Eh si, perché sebbene la Sapienza non abbia rischi, ovvero se dovesse fallire l’investimento non ci rimetterebbe un euro, avrà anche essa stessa un massimo del solo 7% dei ricavati!!!!, non specificando nel contratto, quanto di questo sarà destinato a professori, ricercatori e studenti che hanno lavorato alla realizzazione di questi brevetti. Probabilmente niente, se non qualche briciola, a scardinare questa volta anche la retorica autolesionista e schiavizzante del “se non ci sono soldi, ben vengano i privati”.

Ebbene si, i privati saranno gli unici a guadagnare effettivamente da quest’accordo. Basti pensare che se Kcube decidesse di vendere la start-up creata per sviluppare un progetto di ricerca, la Sapienza avrà una “quota variabile”, il cui ammontare massimo è del solo 2% dei profitti nel caso si verificasse un plus valore del 500%!!!! (in pratica, se Kcube investe 1000 euro in un brevetto, chiamato nel contratto “prodotto potenziale”, il giorno in cui varrà 500.000, alla Sapienza andranno 10.000 euro alla Kcube 490.000 e solo per aver “creduto” in lavoratori pubblici!)

Ma la Sapienza ha venduto non solo la sua proprietà intellettuale, ma, per l’ennessima volta, anche il suo spazio fisico, poiché la Kcube potrà utilizzare proprio i locali della città universitaria come quartier generale per studiare le vittime del proprio sciacallaggio.

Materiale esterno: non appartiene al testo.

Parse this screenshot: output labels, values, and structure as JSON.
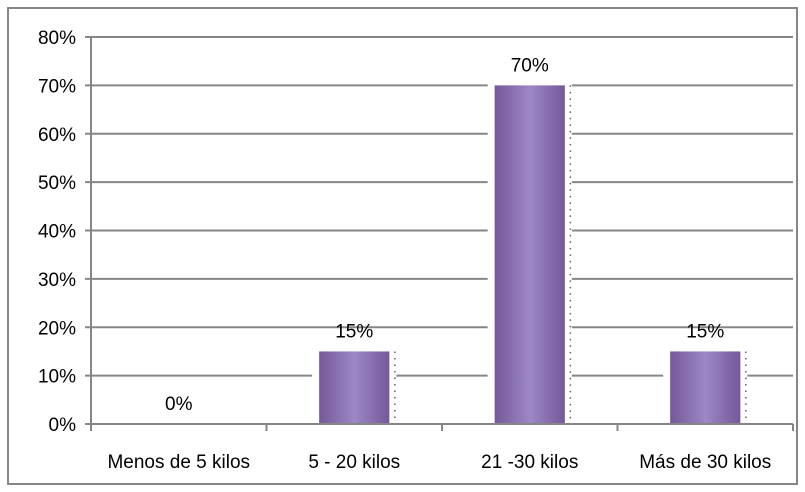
{
  "chart_data": {
    "type": "bar",
    "categories": [
      "Menos de 5 kilos",
      "5 - 20 kilos",
      "21 -30 kilos",
      "Más de 30 kilos"
    ],
    "values": [
      0,
      15,
      70,
      15
    ],
    "data_labels": [
      "0%",
      "15%",
      "70%",
      "15%"
    ],
    "ylim": [
      0,
      80
    ],
    "y_ticks": [
      0,
      10,
      20,
      30,
      40,
      50,
      60,
      70,
      80
    ],
    "y_tick_labels": [
      "0%",
      "10%",
      "20%",
      "30%",
      "40%",
      "50%",
      "60%",
      "70%",
      "80%"
    ],
    "grid": true,
    "legend": false,
    "colors": {
      "bar_edge": "#755899",
      "bar_center": "#9D87C5",
      "grid": "#868686",
      "axis": "#868686",
      "border": "#868686",
      "text": "#000000"
    }
  }
}
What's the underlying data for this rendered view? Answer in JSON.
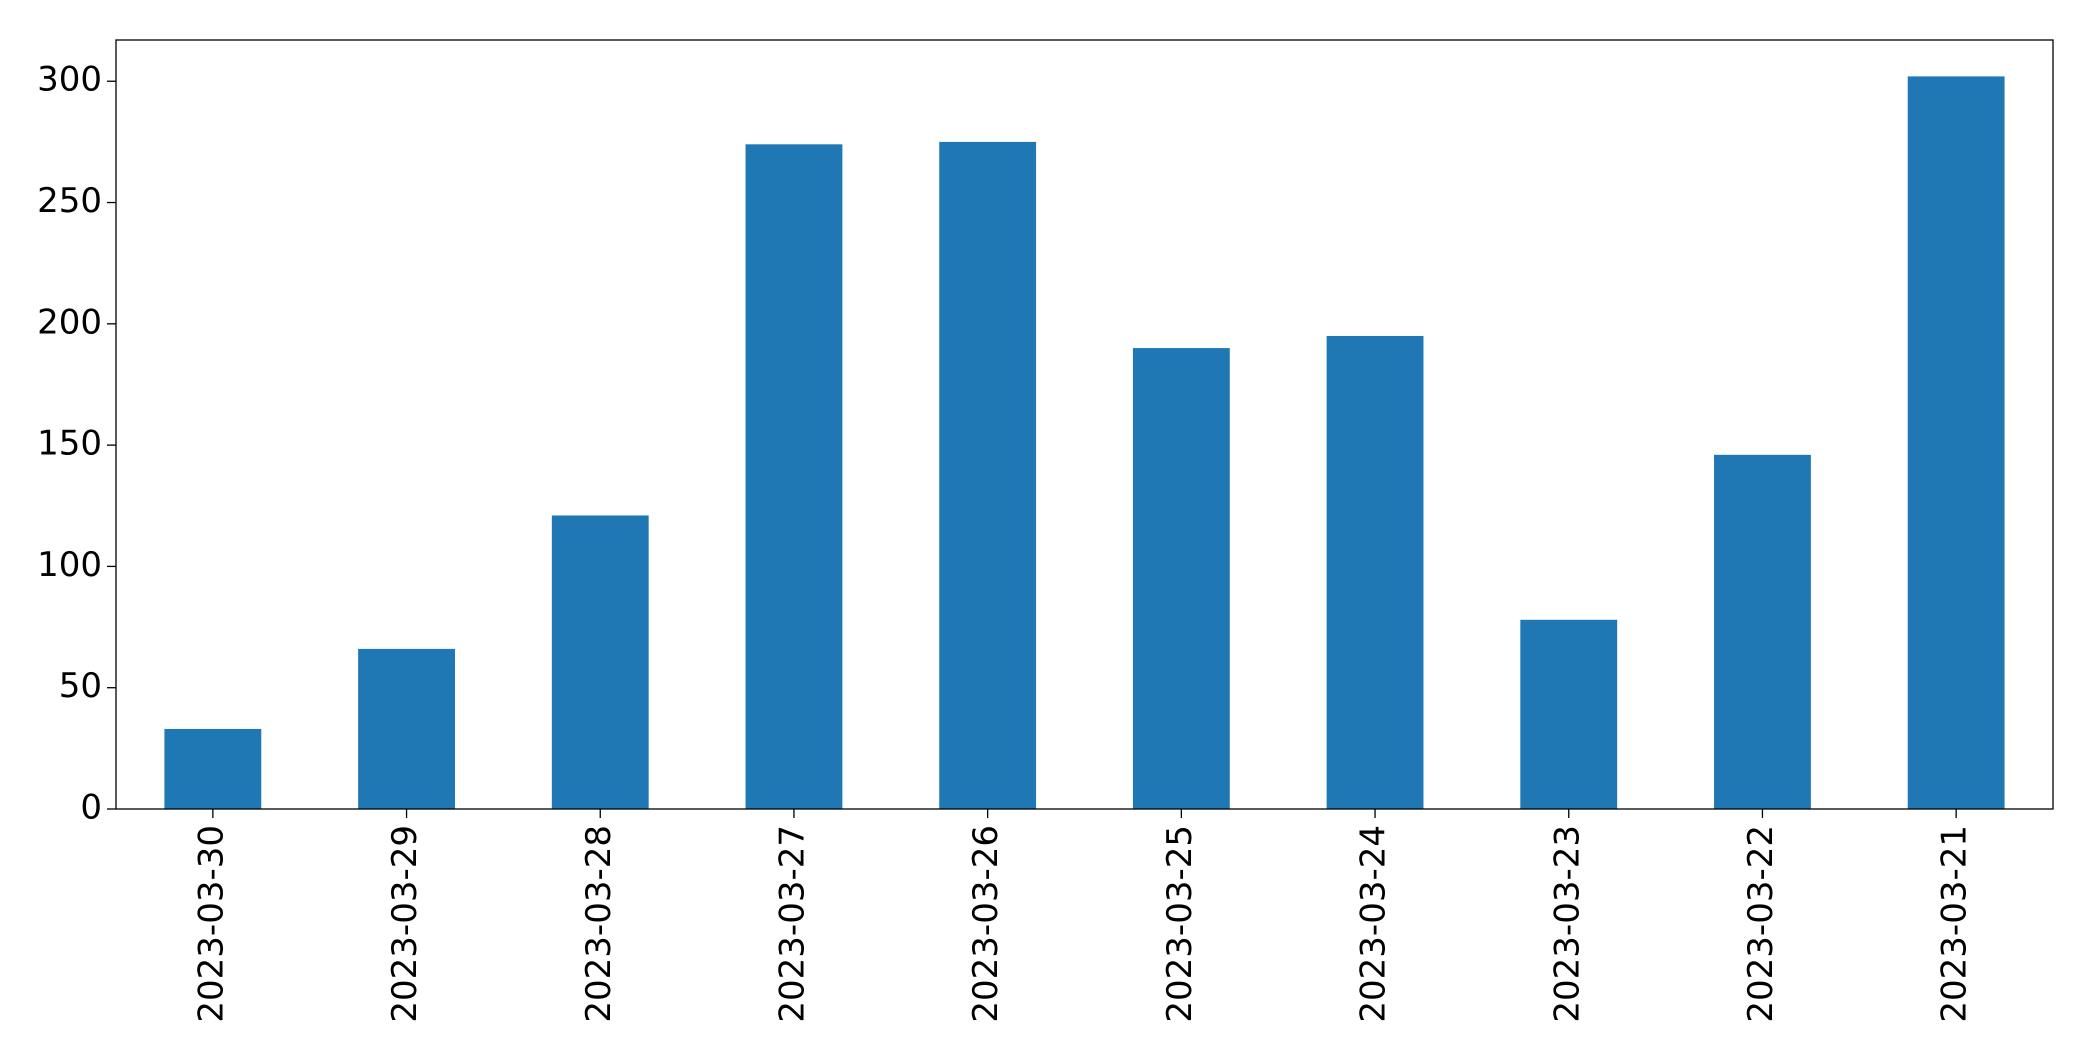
{
  "chart_data": {
    "type": "bar",
    "categories": [
      "2023-03-30",
      "2023-03-29",
      "2023-03-28",
      "2023-03-27",
      "2023-03-26",
      "2023-03-25",
      "2023-03-24",
      "2023-03-23",
      "2023-03-22",
      "2023-03-21"
    ],
    "values": [
      33,
      66,
      121,
      274,
      275,
      190,
      195,
      78,
      146,
      302
    ],
    "color": "#1f77b4",
    "ylim": [
      0,
      317
    ],
    "yticks": [
      0,
      50,
      100,
      150,
      200,
      250,
      300
    ],
    "grid": false
  }
}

E così viene favorita ancora una volta la cosiddetta “’immagine della Sapienza nel mondo”, tanto cara al nuovo Rettore, a discapito della libertà professionale ed intellettuale di ricercatori, che possono vendere il loro lavoro in cambio di fondi per portare avanti i propri studi, mettendo così a rischio la libertà lavorativa, di coscienza e di ricerca, dovendo mettere davanti a tutto la commerciabilità e la capacità di rendita economica, schiavi della richiesta di chi viene, col portafogli pieno, nei laboratori a cercare facili proventi.

Non possiamo accettare quest’ennesima svendita del patrimonio intellettuale pubblico al privato di turno.

Siamo in dovere di contestare ancora una volta un’idea di università dove il messaggio che si vuole far passare è quello di lavorare bene e avere “la grande idea” per mettersi a profitto vendendola al miglior acquirente.

Non possiamo stupirci dello stato di decadenza della ricerca pubblica italiana e della “fuga dei cervelli” se accettiamo e ci prostriamo a questo stato delle cose non combattendolo e cercandolo di cambiare realmente.

Sollecitiamo tutti i papabili ricercatori e studenti, a rifiutarsi di svendere il proprio cervello, idee, capacità come prodotti commerciabili a buon mercato e a riconoscere che, praticamente sempre, ciò che ci spacciano come un’opportunità corrisponde a un mero sfruttamento.